Im Krankenhaus habe er gehört, dass der Empfänger ein etwa gleichaltriger Österreicher und Vater zweier Kinder sei. "Im Prinzip wie meine eigene Situation", sagt Marcus Ziegler. Für ihn sei klar gewesen, dass er seinen genetischen Zwilling auf jeden Fall kennenlernen wolle. In Österreich müssen allerdings Fristen eingehalten werden, bis sich Spender und Empfänger kennenlernen können, wenn sie das möchten. Im Fall der beiden Männer betrug diese fünf Jahre. In dieser Zeit schrieben sie sich anonymisierte Briefe. Helmut Bruckner begann seine mit: "Servus, mein genetischer Zwilling!" Schon während des Briefwechsels hätten sie bemerkt, dass sie ähnlich tickten. Als die Frist abgelaufen war, konnten sie sich endlich persönlich in einem Hotel in Tirol treffen. "Es war wie ein Blind Date", sagt der Steirer. Denn es hätte ja auch gut sein können, dass man sich gar nicht verstehe. Aber: "Wir haben wirklich viele Gemeinsamkeiten", erklärt Marcus Ziegler. Schon aus diesem ersten Kontakt ist eine Freundschaft entstanden. "Er sagt: ,Hallo, Bruder' zu mir", erzählt Helmut Bruckner. Auch die Frauen und Kinder der beiden verstehen sich sehr gut. Im August fuhren die Familien sogar gemeinsam für ein paar Tage nach Kroatien. "Wenn man zweieinhalb Wochen nach dem ersten Kennenlernen schon in den Urlaub fährt, zeigt das viel Schönes", sagt Marcus Ziegler. Helmut Bruckner empfindet große Sympathie und "tiefe Dankbarkeit" für seinen Lebensretter. Der sagt: "Ich weiß schon, was ich gemacht habe, aber wenn man weiß, was Helmut durchgemacht hat, das ist unvorstellbar."

Hinter Helmut Bruckner und seiner Familie liegen harte Jahre. "Unter der Situation haben alle gelitten", sagt er. Zum Zeitpunkt der Diagnose waren seine Söhne sechs und neun Jahre alt. Als er das Krankenhaus verließ, wog er nur noch 57 Kilogramm. Doch er kämpfte sich zurück. "Dass ich heute hier sitze und darüber rede, ist nicht selbstverständlich." Auf der Internetseite der österreichischen Leukämiehilfe Geben für Leben schreibt seine Frau über das bewegende Treffen mit Marcus Ziegler unter dem Titel "Der Kreis hat sich geschlossen". Darin heißt es: "Der Weg zurück ins Leben war für meinen Mann sehr schwierig, aber mit sehr guter ärztlicher Betreuung der Hämatologie des LKH Graz, großer Unterstützung der Familie und Freunde, viel Geduld, Disziplin, eisernem Willen und mentaler Stärke gelang dies."

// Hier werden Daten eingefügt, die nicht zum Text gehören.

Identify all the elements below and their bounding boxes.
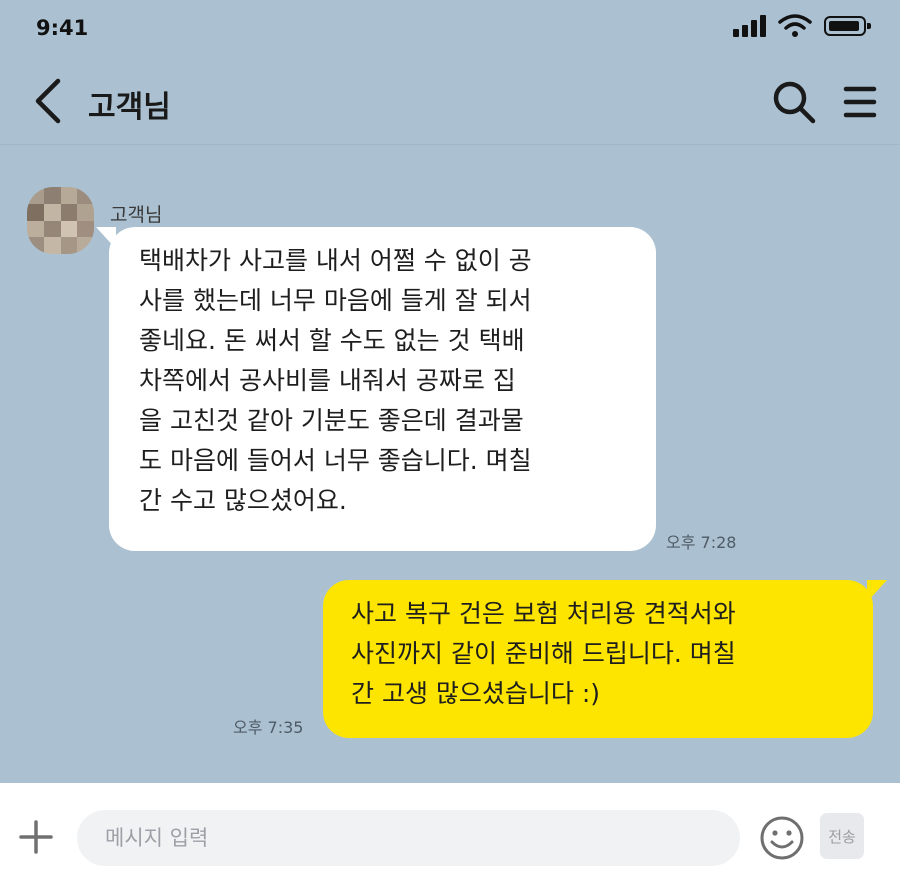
send-button[interactable]: 전송 xyxy=(820,813,864,859)
menu-button[interactable] xyxy=(840,82,880,122)
sender-name: 고객님 xyxy=(110,204,163,226)
cellular-signal-icon xyxy=(733,15,766,37)
outgoing-message-bubble[interactable]: 사고 복구 건은 보험 처리용 견적서와 사진까지 같이 준비해 드립니다. 며… xyxy=(323,580,887,738)
message-input-bar: 전송 xyxy=(0,783,900,893)
incoming-message-bubble[interactable]: 택배차가 사고를 내서 어쩔 수 없이 공 사를 했는데 너무 마음에 들게 잘… xyxy=(96,227,656,551)
emoji-button[interactable] xyxy=(759,815,805,861)
battery-icon xyxy=(824,16,871,36)
back-button[interactable] xyxy=(28,77,68,125)
message-timestamp: 오후 7:35 xyxy=(233,718,304,737)
menu-icon xyxy=(843,86,877,118)
status-icons xyxy=(733,14,871,38)
message-input[interactable] xyxy=(77,810,740,866)
header-divider xyxy=(0,144,900,145)
message-timestamp: 오후 7:28 xyxy=(666,533,737,552)
status-bar: 9:41 xyxy=(0,0,900,60)
chat-title: 고객님 xyxy=(88,90,171,125)
search-button[interactable] xyxy=(770,78,818,126)
emoji-icon xyxy=(760,816,804,860)
wifi-icon xyxy=(778,14,812,37)
search-icon xyxy=(773,81,816,124)
back-arrow-icon xyxy=(35,78,61,124)
plus-icon xyxy=(19,820,53,854)
avatar[interactable] xyxy=(27,187,94,254)
status-time: 9:41 xyxy=(36,16,89,40)
chat-header: 고객님 xyxy=(0,60,900,144)
attach-button[interactable] xyxy=(18,819,54,855)
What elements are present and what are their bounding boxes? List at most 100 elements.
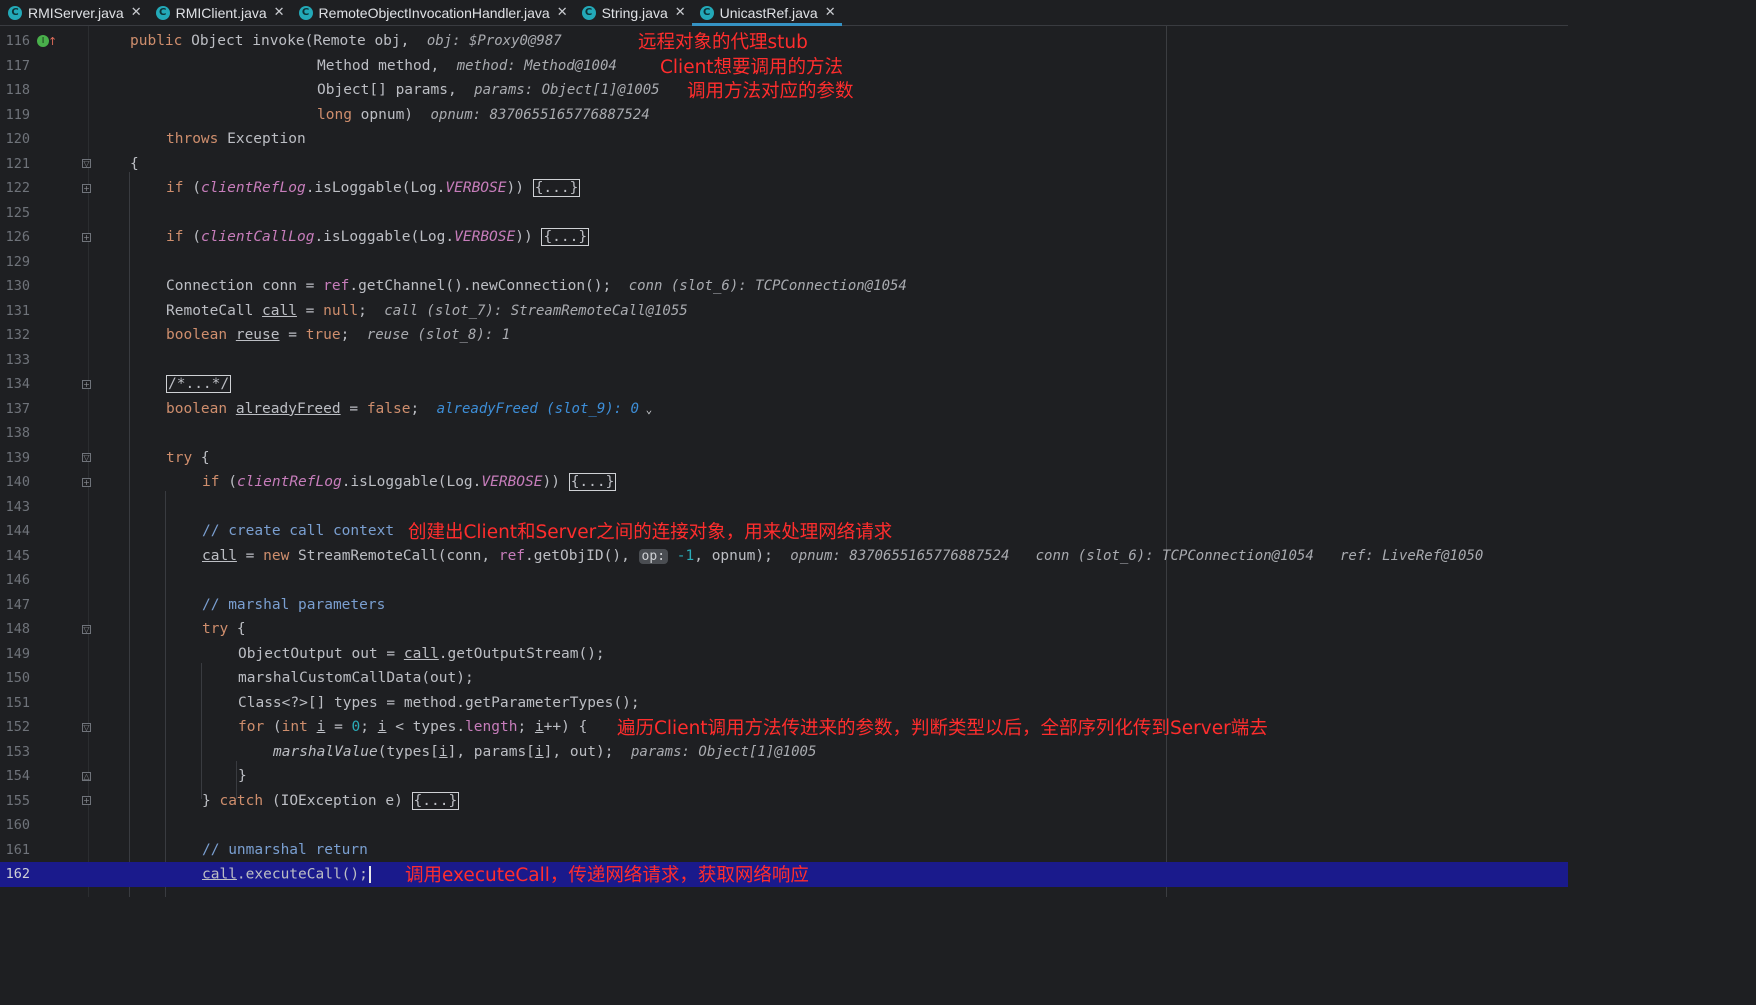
code-line[interactable]: 129 bbox=[0, 250, 1568, 275]
line-number: 119 bbox=[5, 106, 30, 123]
line-number: 120 bbox=[5, 131, 30, 148]
code-line[interactable]: 148 ▽ try { bbox=[0, 617, 1568, 642]
line-number: 160 bbox=[5, 817, 30, 834]
inline-hint: conn (slot_6): TCPConnection@1054 bbox=[1035, 547, 1314, 564]
code-text: try { bbox=[202, 621, 246, 638]
code-line[interactable]: 151 Class<?>[] types = method.getParamet… bbox=[0, 691, 1568, 716]
line-number: 140 bbox=[5, 474, 30, 491]
code-line[interactable]: 161 // unmarshal return bbox=[0, 838, 1568, 863]
class-icon: C bbox=[699, 5, 714, 20]
expand-icon[interactable]: + bbox=[82, 796, 91, 806]
annotation: 创建出Client和Server之间的连接对象，用来处理网络请求 bbox=[408, 522, 893, 544]
code-line[interactable]: 155 + } catch (IOException e) {...} bbox=[0, 789, 1568, 814]
annotation: 调用executeCall，传递网络请求，获取网络响应 bbox=[405, 865, 809, 887]
tab-remoteobjectinvocationhandler[interactable]: C RemoteObjectInvocationHandler.java ✕ bbox=[291, 0, 574, 25]
current-execution-line[interactable]: 162 call.executeCall(); 调用executeCall，传递… bbox=[0, 862, 1568, 887]
code-line[interactable]: 132 boolean reuse = true; reuse (slot_8)… bbox=[0, 323, 1568, 348]
code-line[interactable]: 147 // marshal parameters bbox=[0, 593, 1568, 618]
fold-icon[interactable]: ▽ bbox=[82, 159, 91, 169]
expand-icon[interactable]: + bbox=[82, 183, 91, 193]
close-icon[interactable]: ✕ bbox=[131, 5, 142, 20]
close-icon[interactable]: ✕ bbox=[675, 5, 686, 20]
code-line[interactable]: 116 I ↑ public Object invoke(Remote obj,… bbox=[0, 29, 1568, 54]
code-text: throws Exception bbox=[166, 131, 306, 148]
code-line[interactable]: 133 bbox=[0, 348, 1568, 373]
tab-label: RMIServer.java bbox=[28, 4, 124, 21]
class-icon: C bbox=[155, 5, 170, 20]
fold-icon[interactable]: ▽ bbox=[82, 722, 91, 732]
code-text: } bbox=[238, 768, 247, 785]
code-line[interactable]: 150 marshalCustomCallData(out); bbox=[0, 666, 1568, 691]
code-text: } catch (IOException e) {...} bbox=[202, 791, 460, 810]
code-text: // unmarshal return bbox=[202, 841, 368, 858]
inline-hint: opnum: 8370655165776887524 bbox=[430, 106, 650, 123]
code-line[interactable]: 152 ▽ for (int i = 0; i < types.length; … bbox=[0, 715, 1568, 740]
code-line[interactable]: 119 long opnum) opnum: 83706551657768875… bbox=[0, 103, 1568, 128]
tab-label: RemoteObjectInvocationHandler.java bbox=[318, 4, 550, 21]
code-line[interactable]: 125 bbox=[0, 201, 1568, 226]
line-number: 125 bbox=[5, 204, 30, 221]
expand-icon[interactable]: + bbox=[82, 379, 91, 389]
code-line[interactable]: 143 bbox=[0, 495, 1568, 520]
line-number: 143 bbox=[5, 498, 30, 515]
line-number: 151 bbox=[5, 694, 30, 711]
chevron-down-icon[interactable]: ⌄ bbox=[639, 403, 653, 416]
line-number: 150 bbox=[5, 670, 30, 687]
code-text: boolean reuse = true; reuse (slot_8): 1 bbox=[166, 327, 511, 344]
code-editor[interactable]: 116 I ↑ public Object invoke(Remote obj,… bbox=[0, 26, 1568, 897]
code-line[interactable]: 117 Method method, method: Method@1004 C… bbox=[0, 54, 1568, 79]
code-line[interactable]: 137 boolean alreadyFreed = false; alread… bbox=[0, 397, 1568, 422]
tab-unicastref[interactable]: C UnicastRef.java ✕ bbox=[691, 0, 842, 26]
code-text: // create call context bbox=[202, 523, 395, 540]
code-line[interactable]: 121 ▽ { bbox=[0, 152, 1568, 177]
close-icon[interactable]: ✕ bbox=[274, 5, 285, 20]
code-line[interactable]: 144 // create call context 创建出Client和Ser… bbox=[0, 519, 1568, 544]
code-text: { bbox=[130, 155, 139, 172]
code-line[interactable]: 154 △ } bbox=[0, 764, 1568, 789]
fold-icon[interactable]: ▽ bbox=[82, 453, 91, 463]
code-line[interactable]: 146 bbox=[0, 568, 1568, 593]
code-text: // marshal parameters bbox=[202, 596, 386, 613]
code-line[interactable]: 139 ▽ try { bbox=[0, 446, 1568, 471]
line-number: 138 bbox=[5, 425, 30, 442]
code-line[interactable]: 140 + if (clientRefLog.isLoggable(Log.VE… bbox=[0, 470, 1568, 495]
tab-string[interactable]: C String.java ✕ bbox=[574, 0, 692, 25]
line-number: 134 bbox=[5, 376, 30, 393]
code-line[interactable]: 120 throws Exception bbox=[0, 127, 1568, 152]
code-text: if (clientRefLog.isLoggable(Log.VERBOSE)… bbox=[166, 179, 581, 198]
line-number: 152 bbox=[5, 719, 30, 736]
tab-rmiclient[interactable]: C RMIClient.java ✕ bbox=[148, 0, 291, 25]
line-number: 155 bbox=[5, 792, 30, 809]
code-line[interactable]: 134 + /*...*/ bbox=[0, 372, 1568, 397]
code-line[interactable]: 153 marshalValue(types[i], params[i], ou… bbox=[0, 740, 1568, 765]
line-number: 145 bbox=[5, 547, 30, 564]
code-line[interactable]: 122 + if (clientRefLog.isLoggable(Log.VE… bbox=[0, 176, 1568, 201]
code-text: Method method, method: Method@1004 bbox=[317, 57, 617, 74]
inline-hint: alreadyFreed (slot_9): 0 bbox=[436, 400, 639, 417]
code-line[interactable]: 138 bbox=[0, 421, 1568, 446]
line-number: 121 bbox=[5, 155, 30, 172]
code-line[interactable]: 149 ObjectOutput out = call.getOutputStr… bbox=[0, 642, 1568, 667]
close-icon[interactable]: ✕ bbox=[825, 5, 836, 20]
editor-tab-bar: C RMIServer.java ✕ C RMIClient.java ✕ C … bbox=[0, 0, 1568, 26]
expand-icon[interactable]: + bbox=[82, 232, 91, 242]
code-line[interactable]: 126 + if (clientCallLog.isLoggable(Log.V… bbox=[0, 225, 1568, 250]
tab-rmiserver[interactable]: C RMIServer.java ✕ bbox=[0, 0, 148, 25]
code-text: public Object invoke(Remote obj, obj: $P… bbox=[130, 33, 562, 50]
code-line[interactable]: 118 Object[] params, params: Object[1]@1… bbox=[0, 78, 1568, 103]
code-text: for (int i = 0; i < types.length; i++) { bbox=[238, 719, 588, 736]
code-text: Object[] params, params: Object[1]@1005 bbox=[317, 82, 660, 99]
code-text: RemoteCall call = null; call (slot_7): S… bbox=[166, 302, 688, 319]
code-text: marshalValue(types[i], params[i], out); … bbox=[273, 743, 817, 760]
code-line[interactable]: 145 call = new StreamRemoteCall(conn, re… bbox=[0, 544, 1568, 569]
code-text: ObjectOutput out = call.getOutputStream(… bbox=[238, 645, 605, 662]
fold-end-icon[interactable]: △ bbox=[82, 771, 91, 781]
expand-icon[interactable]: + bbox=[82, 477, 91, 487]
fold-icon[interactable]: ▽ bbox=[82, 624, 91, 634]
code-line[interactable]: 130 Connection conn = ref.getChannel().n… bbox=[0, 274, 1568, 299]
code-line[interactable]: 131 RemoteCall call = null; call (slot_7… bbox=[0, 299, 1568, 324]
line-number: 137 bbox=[5, 400, 30, 417]
line-number: 132 bbox=[5, 327, 30, 344]
close-icon[interactable]: ✕ bbox=[557, 5, 568, 20]
code-line[interactable]: 160 bbox=[0, 813, 1568, 838]
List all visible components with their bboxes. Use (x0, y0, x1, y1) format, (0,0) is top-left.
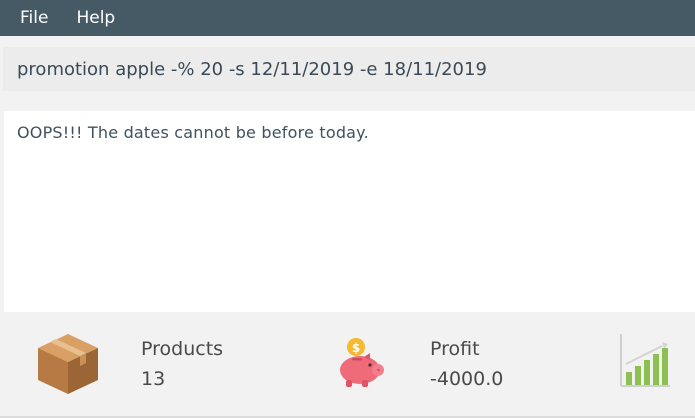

Eine Sache liegt ihnen allen besonders am Herzen: Sie rufen dazu auf, sich typisieren zu lassen. Daher ist Helmut Bruckner - neben der Weiterbildung für seinen neuen Job bei den ÖBB - derzeit auch damit beschäftigt, in seinem Heimatbezirk am 2. Oktober eine Typisierungsaktion für Geben für Leben auf die Füße zu stellen. Davor feiert er im September seinen 50. Geburtstag. Der Erste, der eine Einladung erhielt, war sein genetischer Zwilling. "Ich möchte, dass er an meinem Leben teilnimmt."